Does anyone know if this may be fixable by a marine electrician?

Sterling have suggested I send it to them and they will try to fix it, but as I am in Lorient halfway through a six month cruise, that ian't really an option.
 
I don't know if the Sterling chargerhas a separate voltage sense lead from the battery or measures the goltage at the charger.
If the latter you could have a slightly high resistance connection somewhere between the charger and the battery. A small current would then raise the voltage at the charger, making it think that it needs to change to absorption. The poor connection could also be inside the charger.
If it has a separate sense lead the above is less likely but you could still have a poor connection if the charger lead and sense lead are all connected together.
 
I have a problem with my 'ced' Sterling charger; it is bypassing phase one, boost charge' and is going straight to phase two, absorbsion, then to phase three, float, when the batteries have 12.5 volts (it's supposed to boost charge until they reach 14.5 volts) The charge is only 2 amps. The alternator charger seems fine.

Does anyone know if this may be fixable by a marine electrician?

Sterling have suggested I send it to them and they will try to fix it, but as I am in Lorient halfway through a six month cruise, that ian't really an option.

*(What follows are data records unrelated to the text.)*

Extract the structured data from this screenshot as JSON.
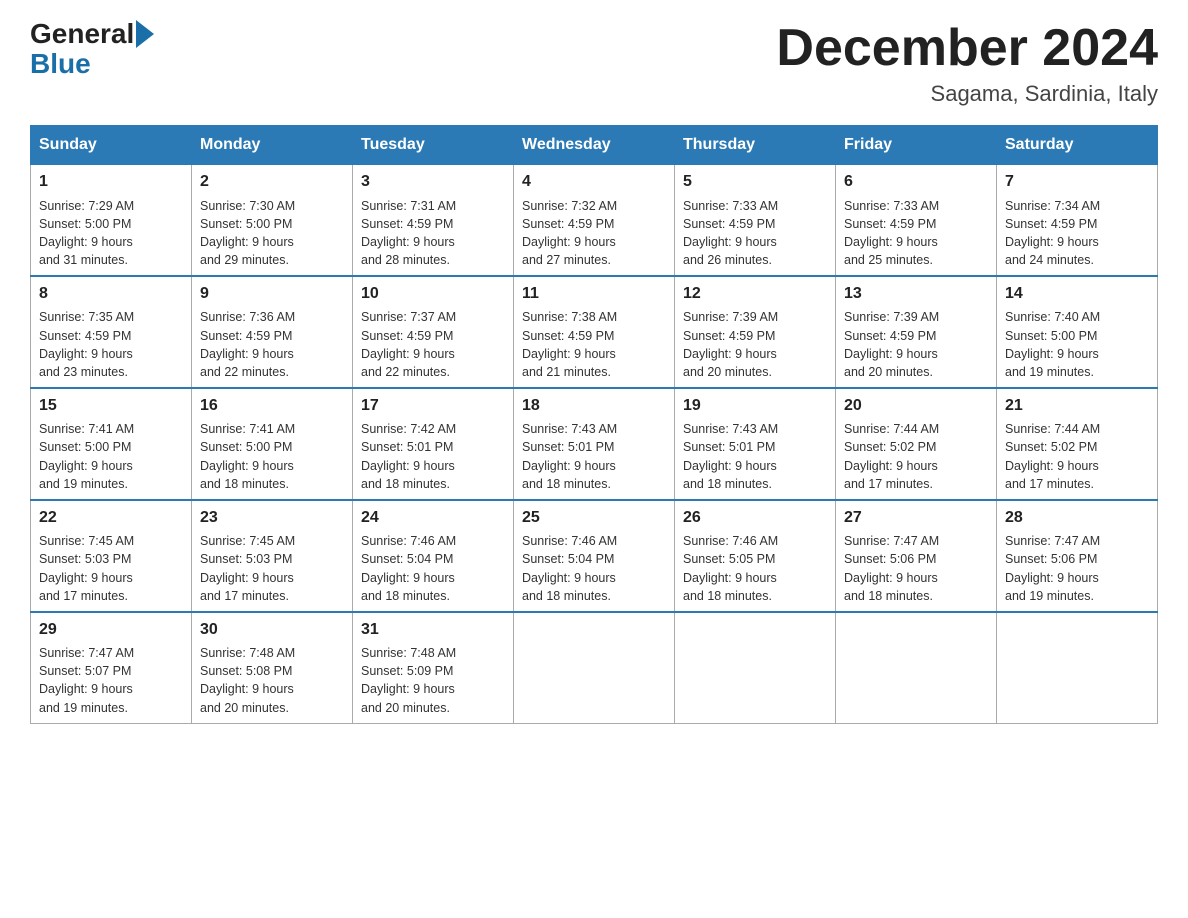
{
  "header": {
    "logo_general": "General",
    "logo_blue": "Blue",
    "month_title": "December 2024",
    "location": "Sagama, Sardinia, Italy"
  },
  "days_of_week": [
    "Sunday",
    "Monday",
    "Tuesday",
    "Wednesday",
    "Thursday",
    "Friday",
    "Saturday"
  ],
  "weeks": [
    [
      {
        "day": "1",
        "sunrise": "7:29 AM",
        "sunset": "5:00 PM",
        "daylight": "9 hours and 31 minutes."
      },
      {
        "day": "2",
        "sunrise": "7:30 AM",
        "sunset": "5:00 PM",
        "daylight": "9 hours and 29 minutes."
      },
      {
        "day": "3",
        "sunrise": "7:31 AM",
        "sunset": "4:59 PM",
        "daylight": "9 hours and 28 minutes."
      },
      {
        "day": "4",
        "sunrise": "7:32 AM",
        "sunset": "4:59 PM",
        "daylight": "9 hours and 27 minutes."
      },
      {
        "day": "5",
        "sunrise": "7:33 AM",
        "sunset": "4:59 PM",
        "daylight": "9 hours and 26 minutes."
      },
      {
        "day": "6",
        "sunrise": "7:33 AM",
        "sunset": "4:59 PM",
        "daylight": "9 hours and 25 minutes."
      },
      {
        "day": "7",
        "sunrise": "7:34 AM",
        "sunset": "4:59 PM",
        "daylight": "9 hours and 24 minutes."
      }
    ],
    [
      {
        "day": "8",
        "sunrise": "7:35 AM",
        "sunset": "4:59 PM",
        "daylight": "9 hours and 23 minutes."
      },
      {
        "day": "9",
        "sunrise": "7:36 AM",
        "sunset": "4:59 PM",
        "daylight": "9 hours and 22 minutes."
      },
      {
        "day": "10",
        "sunrise": "7:37 AM",
        "sunset": "4:59 PM",
        "daylight": "9 hours and 22 minutes."
      },
      {
        "day": "11",
        "sunrise": "7:38 AM",
        "sunset": "4:59 PM",
        "daylight": "9 hours and 21 minutes."
      },
      {
        "day": "12",
        "sunrise": "7:39 AM",
        "sunset": "4:59 PM",
        "daylight": "9 hours and 20 minutes."
      },
      {
        "day": "13",
        "sunrise": "7:39 AM",
        "sunset": "4:59 PM",
        "daylight": "9 hours and 20 minutes."
      },
      {
        "day": "14",
        "sunrise": "7:40 AM",
        "sunset": "5:00 PM",
        "daylight": "9 hours and 19 minutes."
      }
    ],
    [
      {
        "day": "15",
        "sunrise": "7:41 AM",
        "sunset": "5:00 PM",
        "daylight": "9 hours and 19 minutes."
      },
      {
        "day": "16",
        "sunrise": "7:41 AM",
        "sunset": "5:00 PM",
        "daylight": "9 hours and 18 minutes."
      },
      {
        "day": "17",
        "sunrise": "7:42 AM",
        "sunset": "5:01 PM",
        "daylight": "9 hours and 18 minutes."
      },
      {
        "day": "18",
        "sunrise": "7:43 AM",
        "sunset": "5:01 PM",
        "daylight": "9 hours and 18 minutes."
      },
      {
        "day": "19",
        "sunrise": "7:43 AM",
        "sunset": "5:01 PM",
        "daylight": "9 hours and 18 minutes."
      },
      {
        "day": "20",
        "sunrise": "7:44 AM",
        "sunset": "5:02 PM",
        "daylight": "9 hours and 17 minutes."
      },
      {
        "day": "21",
        "sunrise": "7:44 AM",
        "sunset": "5:02 PM",
        "daylight": "9 hours and 17 minutes."
      }
    ],
    [
      {
        "day": "22",
        "sunrise": "7:45 AM",
        "sunset": "5:03 PM",
        "daylight": "9 hours and 17 minutes."
      },
      {
        "day": "23",
        "sunrise": "7:45 AM",
        "sunset": "5:03 PM",
        "daylight": "9 hours and 17 minutes."
      },
      {
        "day": "24",
        "sunrise": "7:46 AM",
        "sunset": "5:04 PM",
        "daylight": "9 hours and 18 minutes."
      },
      {
        "day": "25",
        "sunrise": "7:46 AM",
        "sunset": "5:04 PM",
        "daylight": "9 hours and 18 minutes."
      },
      {
        "day": "26",
        "sunrise": "7:46 AM",
        "sunset": "5:05 PM",
        "daylight": "9 hours and 18 minutes."
      },
      {
        "day": "27",
        "sunrise": "7:47 AM",
        "sunset": "5:06 PM",
        "daylight": "9 hours and 18 minutes."
      },
      {
        "day": "28",
        "sunrise": "7:47 AM",
        "sunset": "5:06 PM",
        "daylight": "9 hours and 19 minutes."
      }
    ],
    [
      {
        "day": "29",
        "sunrise": "7:47 AM",
        "sunset": "5:07 PM",
        "daylight": "9 hours and 19 minutes."
      },
      {
        "day": "30",
        "sunrise": "7:48 AM",
        "sunset": "5:08 PM",
        "daylight": "9 hours and 20 minutes."
      },
      {
        "day": "31",
        "sunrise": "7:48 AM",
        "sunset": "5:09 PM",
        "daylight": "9 hours and 20 minutes."
      },
      null,
      null,
      null,
      null
    ]
  ],
  "labels": {
    "sunrise": "Sunrise:",
    "sunset": "Sunset:",
    "daylight": "Daylight:"
  }
}
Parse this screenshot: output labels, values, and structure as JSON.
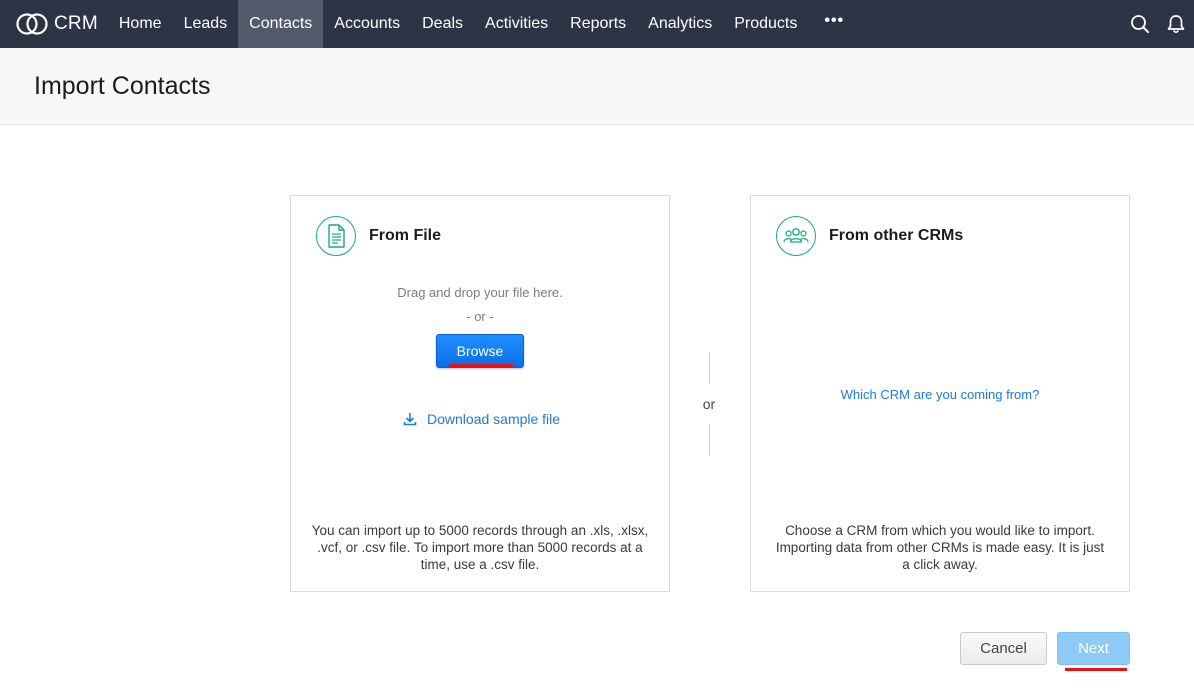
{
  "app": {
    "brand": "CRM"
  },
  "nav": {
    "items": [
      {
        "label": "Home"
      },
      {
        "label": "Leads"
      },
      {
        "label": "Contacts",
        "active": true
      },
      {
        "label": "Accounts"
      },
      {
        "label": "Deals"
      },
      {
        "label": "Activities"
      },
      {
        "label": "Reports"
      },
      {
        "label": "Analytics"
      },
      {
        "label": "Products"
      }
    ],
    "more_label": "•••",
    "icons": [
      "search-icon",
      "bell-icon"
    ]
  },
  "header": {
    "title": "Import Contacts"
  },
  "from_file": {
    "title": "From File",
    "icon": "document-icon",
    "drop_text": "Drag and drop your file here.",
    "or_text": "- or -",
    "browse_label": "Browse",
    "download_label": "Download sample file",
    "footer_text": "You can import up to 5000 records through an .xls, .xlsx, .vcf, or .csv file. To import more than 5000 records at a time, use a .csv file."
  },
  "separator": {
    "label": "or"
  },
  "from_crm": {
    "title": "From other CRMs",
    "icon": "people-icon",
    "link_label": "Which CRM are you coming from?",
    "footer_text": "Choose a CRM from which you would like to import. Importing data from other CRMs is made easy. It is just a click away."
  },
  "actions": {
    "cancel_label": "Cancel",
    "next_label": "Next"
  },
  "colors": {
    "topbar": "#2d3446",
    "active_tab": "#52596a",
    "accent_green": "#1aaa7e",
    "link_blue": "#1f78e6",
    "primary_button": "#0a6fe6",
    "next_disabled": "#8ecbf8",
    "highlight_red": "#e8121a"
  }
}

Mine does exactly the same - which I've put down to the fact that the batteries never need any bulk charge because of 330 watts of PV panels.
I cannot find any reference to a CED charger on the Sterling site, so will base an answer on available info.
Mine is the ProCharge and has a series of dip switches allowing you to set the maximum charge voltage - as I don't agree with some of Charles Sterling's hypotheses, I set my cut-off volts at "AGM" which I believe is 14.4v as opposed to the 14.8 for open or the 14.2v for gel. On absorption it's set to continue @ 14.4v for 4 hours @ 1.08 amps to each of 3 batteries.
As none of these agree with your 14.5v, I wonder if yours might not be a storm in a teacup.
Incidentally right now system volts are 13.1 and the PV panels are putting in 4.8 amps @ 13.8v through the MPPT controller. The charger is on float. Unterminated volts are 11.2v
I have a number of different points on the system at which I can take voltage readings.

Here's the ProCharge info http://www.sterling-power.com/images/downloads/Pro charge C instructions.pdf

To answer your question - no I don't think a marine electrician will be able to fix it any better than you, I'd check connections for resistance and that the dip-switches are correctly set.
To answer Chalker - on mine the voltage is sensed at the charger on 3 separate outputs, there is a battery-sensed temperature compensator which would, of course, massively reduce the input volts @ 30C the current temperature in my boat. This could also be affecting the OP's charger performance
 
I have a problem with my 'ced' Sterling charger; it is bypassing phase one, boost charge' and is going straight to phase two, absorbsion, then to phase three, float, when the batteries have 12.5 volts (it's supposed to boost charge until they reach 14.5 volts) The charge is only 2 amps. The alternator charger seems fine.
Like Charles said, are you sure the batts aren't charged already? A charger can't skip the bulk (boost) phase if the batteries aren't full, it can't control how many amps go into the battery, well only indirectly by controlling the voltage. What size is the bank & alternator?
 
Like Charles said, are you sure the batts aren't charged already? A charger can't skip the bulk (boost) phase if the batteries aren't full, it can't control how many amps go into the battery, well only indirectly by controlling the voltage. What size is the bank & alternator?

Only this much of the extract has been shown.